Anyone who earns money deals with gross income and needs to know the difference between gross income and other definitions of income for budgeting and tax filing.
Did you know that there are different forms of income? When you involve things like taxes, income amounts can vary depending on the kinds of taxes involved (or not involved). Different words for these different ways of looking at income help us distinguish between how we are looking at income in different scenarios. This income vocabulary is especially helpful if you want to become for financially fluent when budgeting, financing, and filing taxes.
Put simply, gross income is all income before taxes. And by all income, we mean all income. Your total income should include all income you receive from all sources, not necessarily just your paychecks. This income is also all the money you received before any taxes have been taken from that income. You’ll be able to find this pre-tax, gross monthly income amount on the tax forms you receive from the people you work for, like on W2s and 1099s.
The following is a list of all the types of income that the Internal Revenue Service (IRS) includes in this amount:
It can also be called gross pay, especially if it's referring to earned income from a paycheck. It’s income received from wages, salary, side gigs, freelance work, pensions, interests earned, dividends, payments from rental properties, and more.
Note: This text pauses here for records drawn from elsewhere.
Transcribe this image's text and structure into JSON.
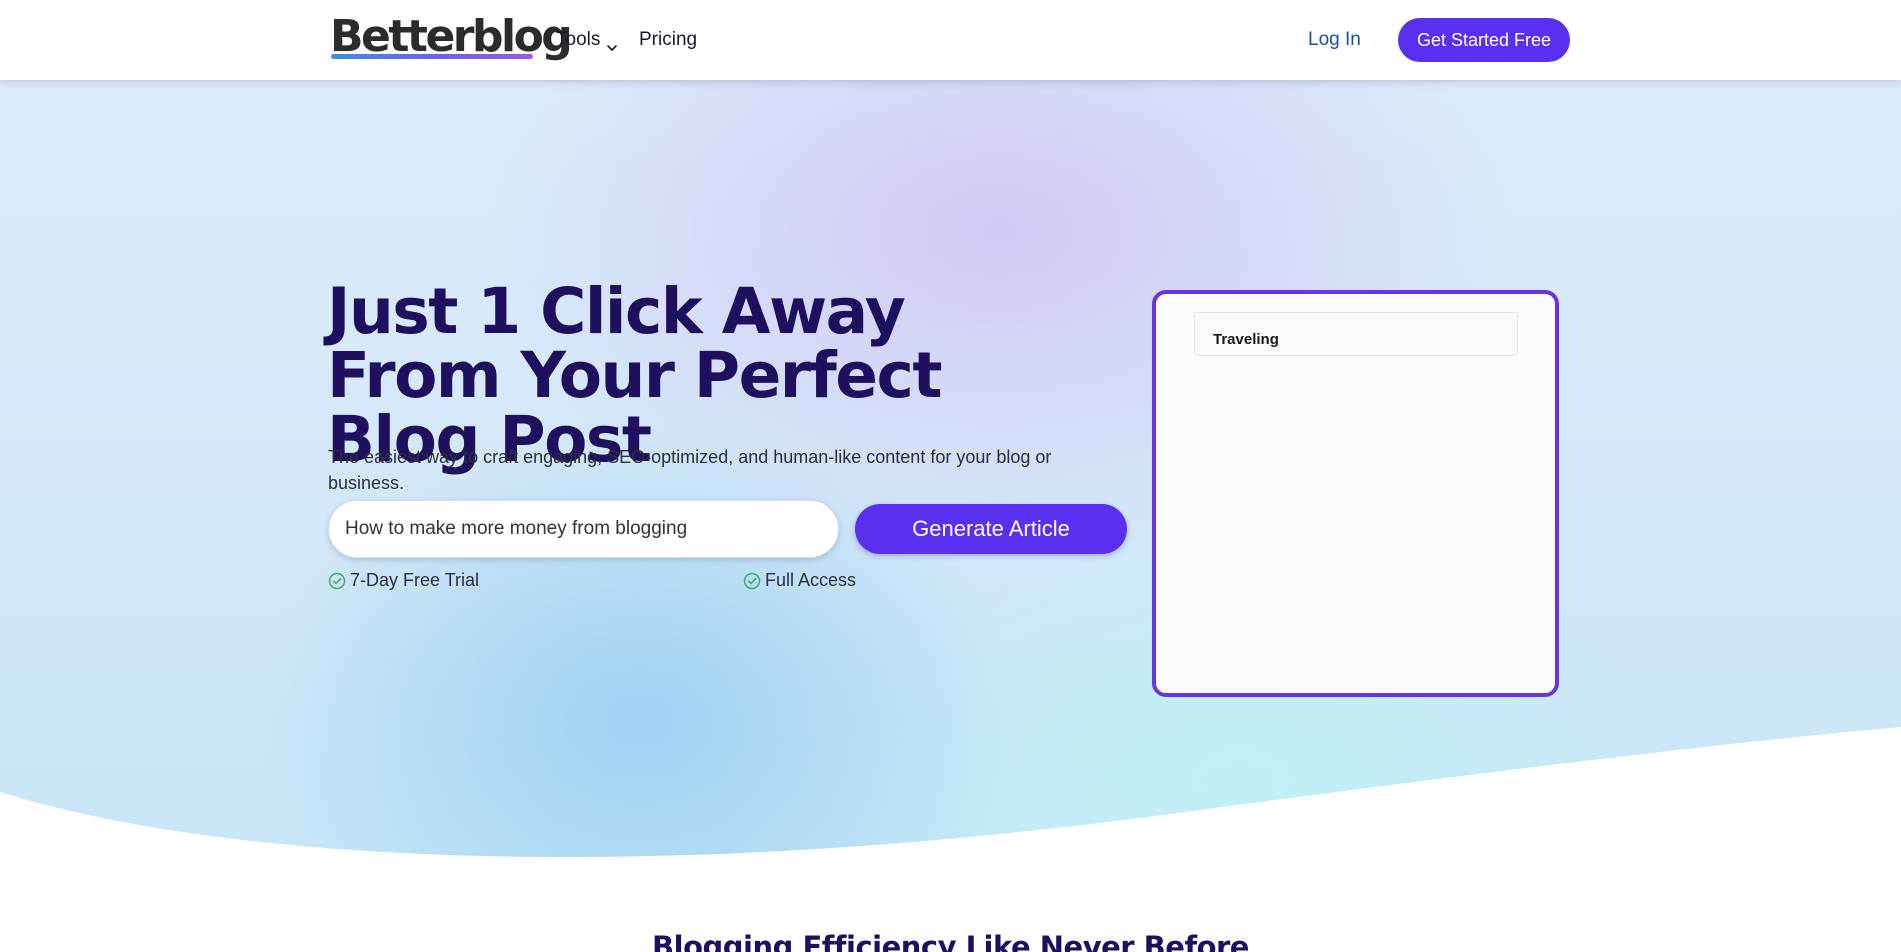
{
  "header": {
    "logo_text": "Betterblog",
    "nav": {
      "tools_label": "Tools",
      "pricing_label": "Pricing"
    },
    "login_label": "Log In",
    "cta_label": "Get Started Free"
  },
  "hero": {
    "title": "Just 1 Click Away From Your Perfect Blog Post",
    "subtitle": "The easiest way to craft engaging, SEO-optimized, and human-like content for your blog or business.",
    "input_value": "How to make more money from blogging",
    "generate_label": "Generate Article",
    "features": [
      {
        "label": "7-Day Free Trial",
        "icon": "check-circle-icon"
      },
      {
        "label": "Full Access",
        "icon": "check-circle-icon"
      }
    ],
    "preview_text": "Traveling"
  },
  "section": {
    "title": "Blogging Efficiency Like Never Before"
  },
  "colors": {
    "brand": "#5b2ff2",
    "heading": "#1f0f5e",
    "link": "#1f4ea3",
    "check": "#3fae6a",
    "card_border": "#6a35e0"
  }
}
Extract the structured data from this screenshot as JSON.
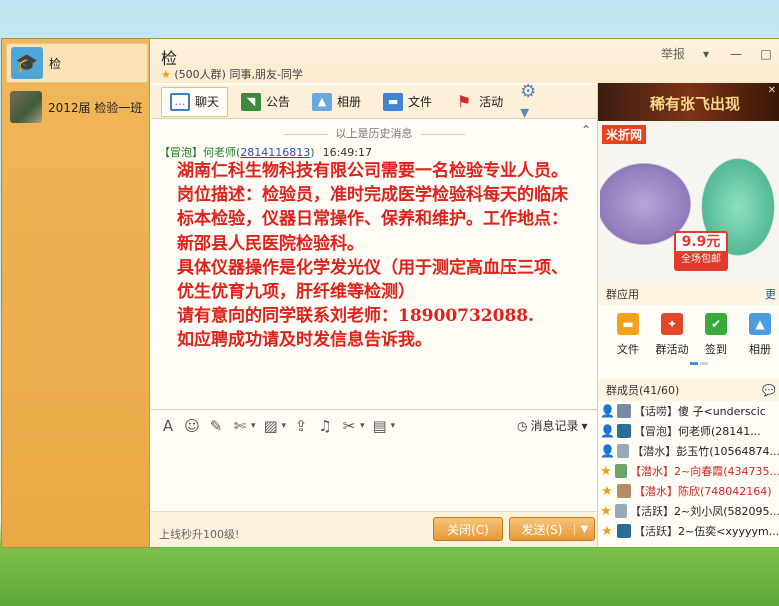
{
  "sidebar": {
    "items": [
      {
        "label": "检",
        "icon": "graduation-cap-icon",
        "active": true
      },
      {
        "label": "2012届 检验一班"
      }
    ]
  },
  "header": {
    "group_name": "检",
    "member_count": "(500人群)",
    "category": "同事,朋友-同学",
    "report": "举报",
    "report_caret": "▾",
    "minimize": "—",
    "maximize": "□"
  },
  "tabs": [
    {
      "label": "聊天",
      "icon": "chat-icon"
    },
    {
      "label": "公告",
      "icon": "notice-icon"
    },
    {
      "label": "相册",
      "icon": "album-icon"
    },
    {
      "label": "文件",
      "icon": "folder-icon"
    },
    {
      "label": "活动",
      "icon": "flag-icon"
    }
  ],
  "chat": {
    "history_divider": "以上是历史消息",
    "message": {
      "sender_tag": "【冒泡】何老师",
      "qq": "2814116813",
      "time": "16:49:17",
      "body_lines": [
        "湖南仁科生物科技有限公司需要一名检验专业人员。岗位描述：检验员，准时完成医学检验科每天的临床标本检验，仪器日常操作、保养和维护。工作地点：新邵县人民医院检验科。",
        "具体仪器操作是化学发光仪（用于测定高血压三项、优生优育九项，肝纤维等检测）",
        "请有意向的同学联系刘老师：18900732088.",
        "如应聘成功请及时发信息告诉我。"
      ]
    }
  },
  "toolbar": {
    "history_label": "消息记录"
  },
  "bottom": {
    "tip": "上线秒升100级!",
    "close_label": "关闭(C)",
    "send_label": "发送(S)"
  },
  "ad": {
    "banner_text": "稀有张飞出现",
    "brand": "米折网",
    "price": "9.9元",
    "free_shipping": "全场包邮"
  },
  "group_apps": {
    "title": "群应用",
    "more": "更",
    "items": [
      {
        "label": "文件",
        "icon": "folder-icon"
      },
      {
        "label": "群活动",
        "icon": "event-icon"
      },
      {
        "label": "签到",
        "icon": "checkin-icon"
      },
      {
        "label": "相册",
        "icon": "album-icon"
      }
    ]
  },
  "members": {
    "title": "群成员(41/60)",
    "list": [
      {
        "tag": "【话唠】",
        "name": "傻  子<underscic",
        "star": false,
        "red": false
      },
      {
        "tag": "【冒泡】",
        "name": "何老师(28141...",
        "star": false,
        "red": false
      },
      {
        "tag": "【潜水】",
        "name": "彭玉竹(10564874...",
        "star": false,
        "red": false
      },
      {
        "tag": "【潜水】",
        "name": "2~向春霞(434735...",
        "star": true,
        "red": true
      },
      {
        "tag": "【潜水】",
        "name": "陈欣(748042164)",
        "star": true,
        "red": true
      },
      {
        "tag": "【活跃】",
        "name": "2~刘小凤(582095...",
        "star": true,
        "red": false
      },
      {
        "tag": "【活跃】",
        "name": "2~伍奕<xyyyym...",
        "star": true,
        "red": false
      }
    ]
  },
  "colors": {
    "accent": "#e69a34",
    "message_text": "#e0211c",
    "sender": "#1f7a2c",
    "link": "#1f52c4"
  }
}
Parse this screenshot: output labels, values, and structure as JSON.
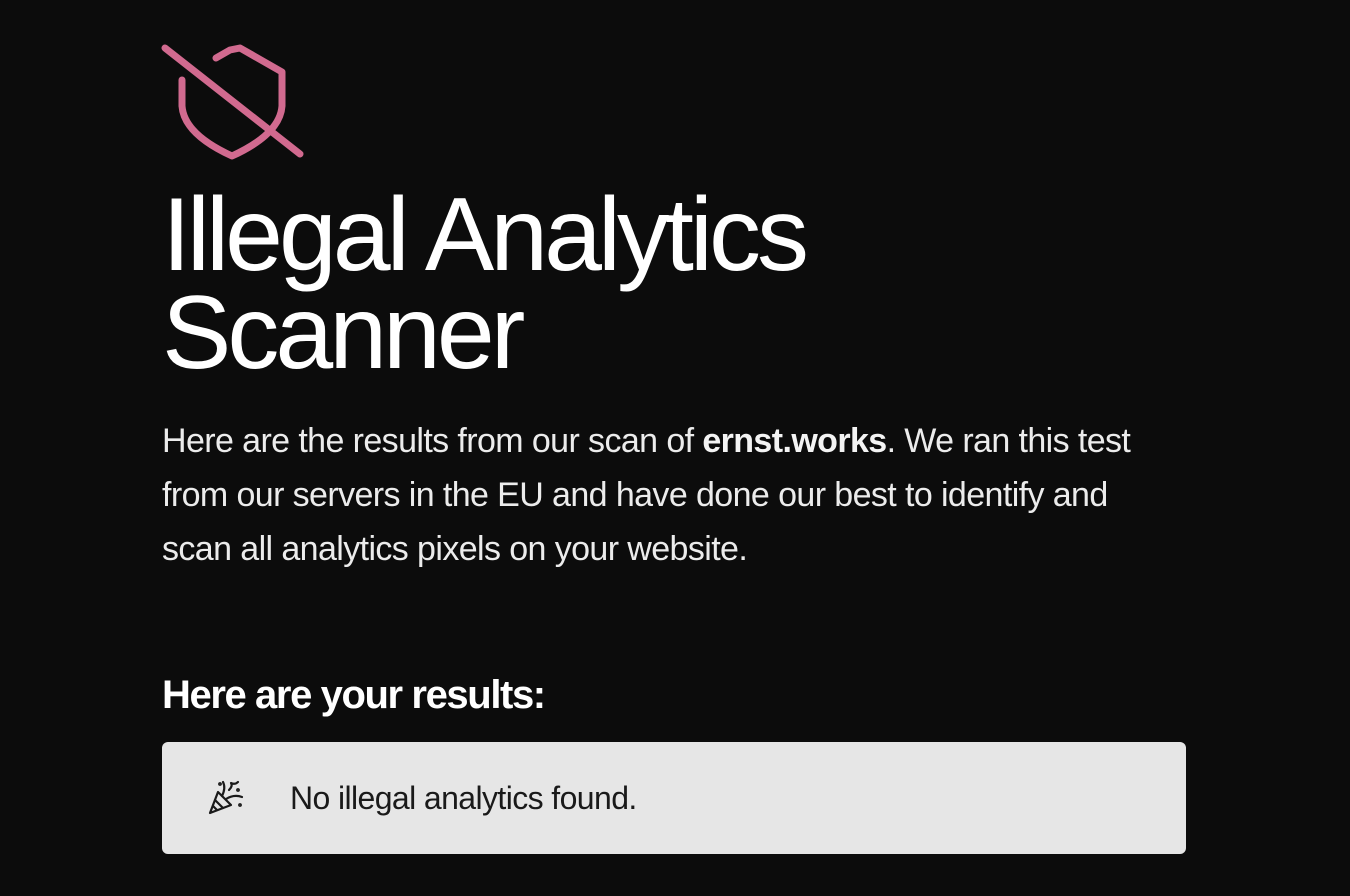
{
  "brand": {
    "logo_icon": "shield-off-icon",
    "accent_color": "#d16a8f"
  },
  "hero": {
    "title_line1": "Illegal Analytics",
    "title_line2": "Scanner",
    "intro_before": "Here are the results from our scan of ",
    "domain": "ernst.works",
    "intro_after": ". We ran this test from our servers in the EU and have done our best to identify and scan all analytics pixels on your website."
  },
  "results": {
    "heading": "Here are your results:",
    "card_icon": "party-popper-icon",
    "message": "No illegal analytics found."
  }
}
For a business, they might instead use the terms gross margin or gross profit for the total income or total profits of the company. It’s the revenue from all sources, but does not include the company's Cost of Goods Sold (CGOS).
Gross and net income are personal finance terms that relate to one another. They are both different ways to define someone’s earnings. If income is termed gross, that means it is the total income before taxes while net income is someone’s total earnings after taxes. In business, net income can also refer to earnings after deductions and costs too.
Sometimes net income is known as take-home pay, because it's the amount you actually take home from your paycheck.
There are a few instances when you might need to know your gross annual income. These instances include when you are filing taxes, applying for a loan, or applying to rent.
This is a tax term that you'll need to know when filing your federal and state income tax returns. When your taxes are getting filed, gross income is the starting point, where your income starts before taxes and deductions and credits start getting involved.
Adjusted gross income (AGI) is another tax term that you'll need to know for tax return filing. AGI is gross income after baseline tax deductions are applied. The rest of your taxes are then calculated using this AGI number instead.
There are some forms of income that don't apply to your total income calculations. These include forms of non-taxable income like social security benefits, life insurance payments, inheritance money, gifts, and bond interest. Using a tax professional can help make sure all of your income calculations are correct so you don’t get audited for a math error.
If you are applying for a loan then you might need this number to fill out your total income amount on the loan application. Lenders ask for this kind of information to help gauge your ability to repay the loan by seeing the amount of money you make.
If you are applying to rent an apartment or a condo, the landlord might ask for this number as well. This helps landlords see what you earn to help gauge whether you can afford to make rent payments.
When creating a budget it can help to have a starting point for your total income. Start by adding up all your sources of income. This will give you a total income to start with when managing monthly expenses. This will give you a total amount of money to start your budget before you start adding things like credit card payments, savings account deposits, health insurance payments, and other monthly bills.
Businesses, both big and small, need to learn how to calculate business gross income so they can file taxes and keep business financial accounts. Even if you are a small business, you still might need this calculation for your business books.
For businesses this is a line item on a company's income statements. It is often shown as a percentage. To calculate business gross income, subtract the costs to make the products and services from the businesses gross revenue. Gross revenue is the total amount of profits a company has.
Gross Income = Gross Revenue – COGS
If you aren’t a business, then you might not need this calculation. Instead you just need to calculate the total amount of money or annual income you make. Start by taking how much money you make per hour and multiply it by how many hours per week you generally work. Then, take that weekly amount of money and multiply it by how many weeks there are in a year, (which is usually 52 weeks, give or take a week). This will give you your estimated gross annual income.
Estimated Gross Income = (Hourly Pay x Hours Per Week) x 52 Weeks in a Year
Brushing up on your financial vocabulary is important for your personal and professional life. It’ll help you budget better, save better, and file tax returns correctly for the best refund.